Тем не менее, я прочел и Ремарка, и Хемингуэя, и Кафку, и Сартра, и Камю, и Пруста, и Фолкнера, и Акутагаву, честно побарахтался в Джойсе, а кое-кого из перечисленных даже приобрел за десятку на черном рынке при «Водоканале». Но все-таки моя научно-техническая душа больше тянулась к Айтматову, к Белову, к Тендрякову, к Гранину, к Распутину, к Шукшину, к Трифонову, к Грековой — сейчас уже и не припомнить, но всегда было, что обсудить на работе.
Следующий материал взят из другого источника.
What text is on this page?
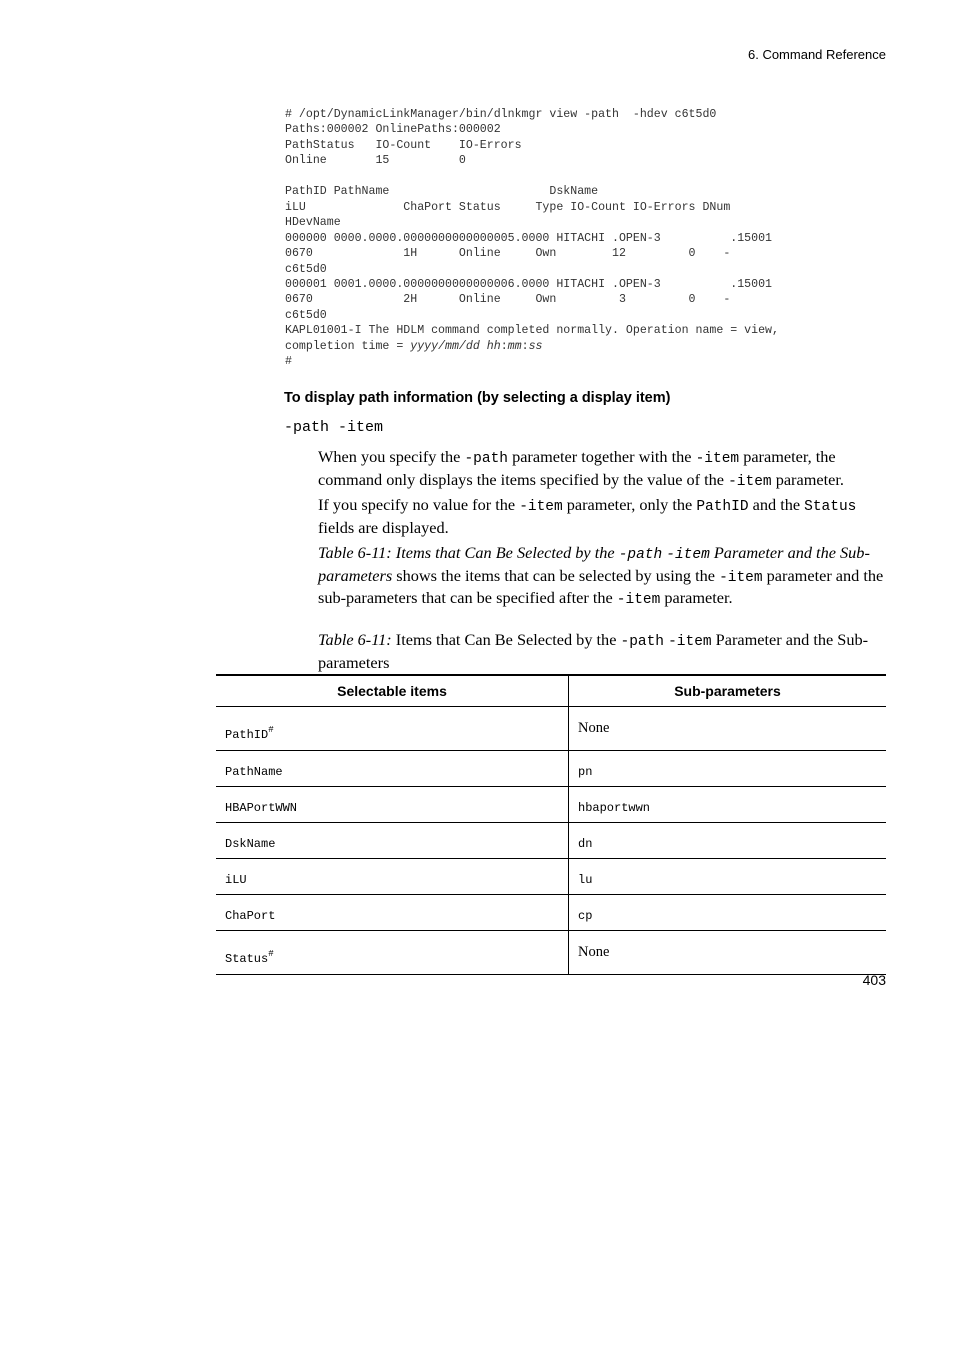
6. Command Reference
# /opt/DynamicLinkManager/bin/dlnkmgr view -path  -hdev c6t5d0
Paths:000002 OnlinePaths:000002
PathStatus   IO-Count    IO-Errors
Online       15          0

PathID PathName                       DskName
iLU              ChaPort Status     Type IO-Count IO-Errors DNum
HDevName
000000 0000.0000.0000000000000005.0000 HITACHI .OPEN-3          .15001
0670             1H      Online     Own        12         0    -
c6t5d0
000001 0001.0000.0000000000000006.0000 HITACHI .OPEN-3          .15001
0670             2H      Online     Own         3         0    -
c6t5d0
KAPL01001-I The HDLM command completed normally. Operation name = view,
completion time = yyyy/mm/dd hh:mm:ss
#
To display path information (by selecting a display item)
-path -item

When you specify the -path parameter together with the -item parameter, the command only displays the items specified by the value of the -item parameter.

If you specify no value for the -item parameter, only the PathID and the Status fields are displayed.

Table 6-11: Items that Can Be Selected by the -path -item Parameter and the Sub-parameters shows the items that can be selected by using the -item parameter and the sub-parameters that can be specified after the -item parameter.

Table 6-11: Items that Can Be Selected by the -path -item Parameter and the Sub-parameters
Selectable items	Sub-parameters
PathID#	None
PathName	pn
HBAPortWWN	hbaportwwn
DskName	dn
iLU	lu
ChaPort	cp
Status#	None
403
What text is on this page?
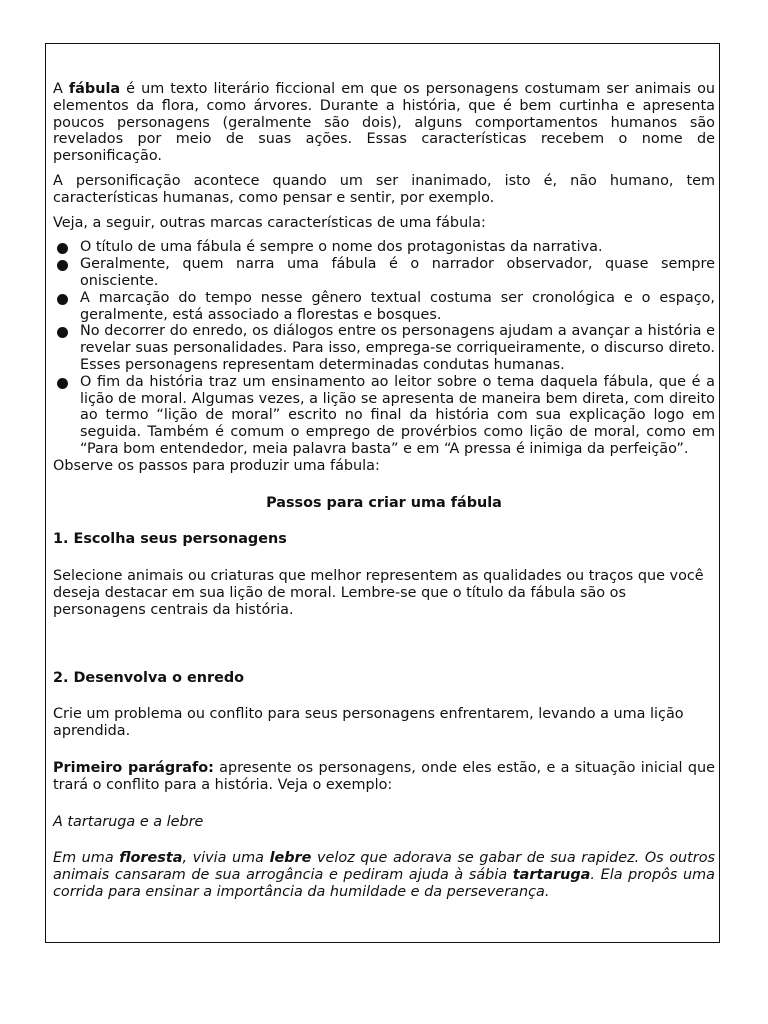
A fábula é um texto literário ficcional em que os personagens costumam ser animais ou elementos da flora, como árvores. Durante a história, que é bem curtinha e apresenta poucos personagens (geralmente são dois), alguns comportamentos humanos são revelados por meio de suas ações. Essas características recebem o nome de personificação.

A personificação acontece quando um ser inanimado, isto é, não humano, tem características humanas, como pensar e sentir, por exemplo.

Veja, a seguir, outras marcas características de uma fábula:

O título de uma fábula é sempre o nome dos protagonistas da narrativa.
Geralmente, quem narra uma fábula é o narrador observador, quase sempre onisciente.
A marcação do tempo nesse gênero textual costuma ser cronológica e o espaço, geralmente, está associado a florestas e bosques.
No decorrer do enredo, os diálogos entre os personagens ajudam a avançar a história e revelar suas personalidades. Para isso, emprega-se corriqueiramente, o discurso direto. Esses personagens representam determinadas condutas humanas.
O fim da história traz um ensinamento ao leitor sobre o tema daquela fábula, que é a lição de moral. Algumas vezes, a lição se apresenta de maneira bem direta, com direito ao termo “lição de moral” escrito no final da história com sua explicação logo em seguida. Também é comum o emprego de provérbios como lição de moral, como em “Para bom entendedor, meia palavra basta” e em “A pressa é inimiga da perfeição”.

Observe os passos para produzir uma fábula:

Passos para criar uma fábula

1. Escolha seus personagens

Selecione animais ou criaturas que melhor representem as qualidades ou traços que você deseja destacar em sua lição de moral. Lembre-se que o título da fábula são os personagens centrais da história.

2. Desenvolva o enredo

Crie um problema ou conflito para seus personagens enfrentarem, levando a uma lição aprendida.

Primeiro parágrafo: apresente os personagens, onde eles estão, e a situação inicial que trará o conflito para a história. Veja o exemplo:

A tartaruga e a lebre

Em uma floresta, vivia uma lebre veloz que adorava se gabar de sua rapidez. Os outros animais cansaram de sua arrogância e pediram ajuda à sábia tartaruga. Ela propôs uma corrida para ensinar a importância da humildade e da perseverança.
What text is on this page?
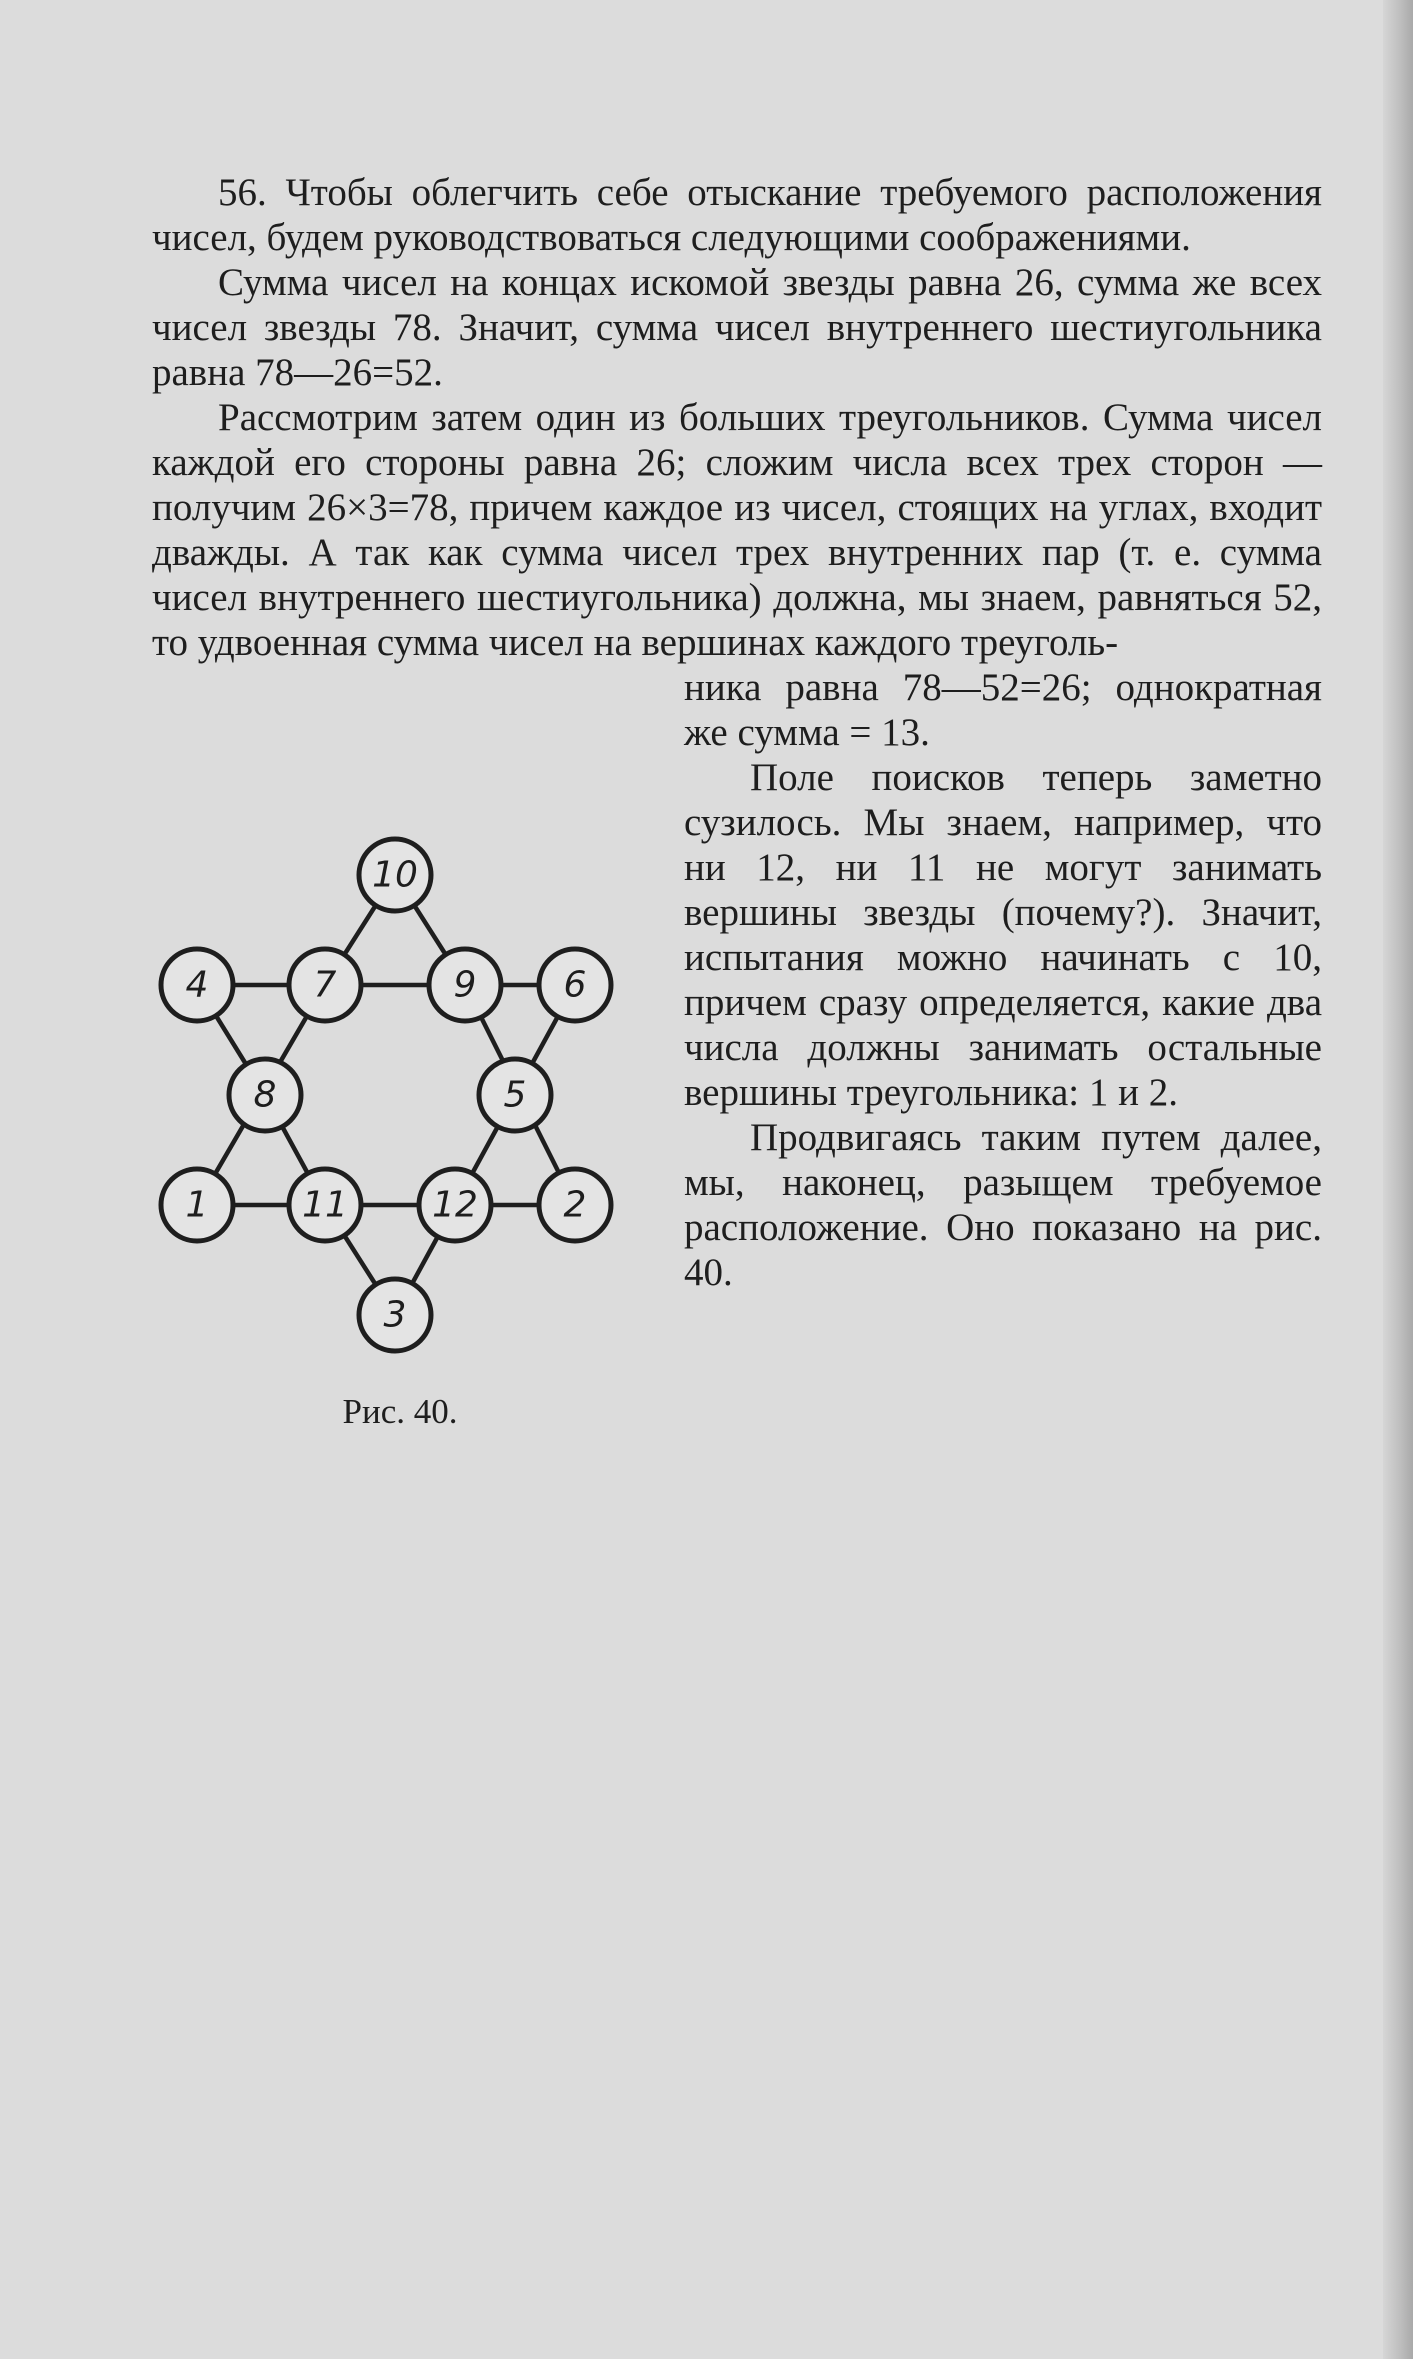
56. Чтобы облегчить себе отыскание требуемого расположения чисел, будем руководствоваться следующими соображениями.

Сумма чисел на концах искомой звезды равна 26, сумма же всех чисел звезды 78. Значит, сумма чисел внутреннего шестиугольника равна 78—26=52.

Рассмотрим затем один из больших треугольников. Сумма чисел каждой его стороны равна 26; сложим числа всех трех сторон — получим 26×3=78, причем каждое из чисел, стоящих на углах, входит дважды. А так как сумма чисел трех внутренних пар (т. е. сумма чисел внутреннего шестиугольника) должна, мы знаем, равняться 52, то удвоенная сумма чисел на вершинах каждого треуголь-

ника равна 78—52=26; однократная же сумма = 13.

Поле поисков теперь заметно сузилось. Мы знаем, например, что ни 12, ни 11 не могут занимать вершины звезды (почему?). Значит, испытания можно начинать с 10, причем сразу определяется, какие два числа должны занимать остальные вершины треугольника: 1 и 2.

Продвигаясь таким путем далее, мы, наконец, разыщем требуемое расположение. Оно показано на рис. 40.

10
4	7	9 6
8	5
1	11 12 2
3
Рис. 40.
О, вспомнил: самая длинная очередь стояла за «Бессонницей» Крона: это же все было про нас.

Потом пришла свобода, как водится, нагая, и, до тошноты упившись ее наготой, я наконец снова обрел сравнительно тихую заводь, вернее, целых три: теперь я работаю в трех местах, зарабатываю, если измерять в бутылках водки, намного больше прежнего, — лишившись, однако, важного советского преимущества — возможности в рабочее время жить духовной жизнью.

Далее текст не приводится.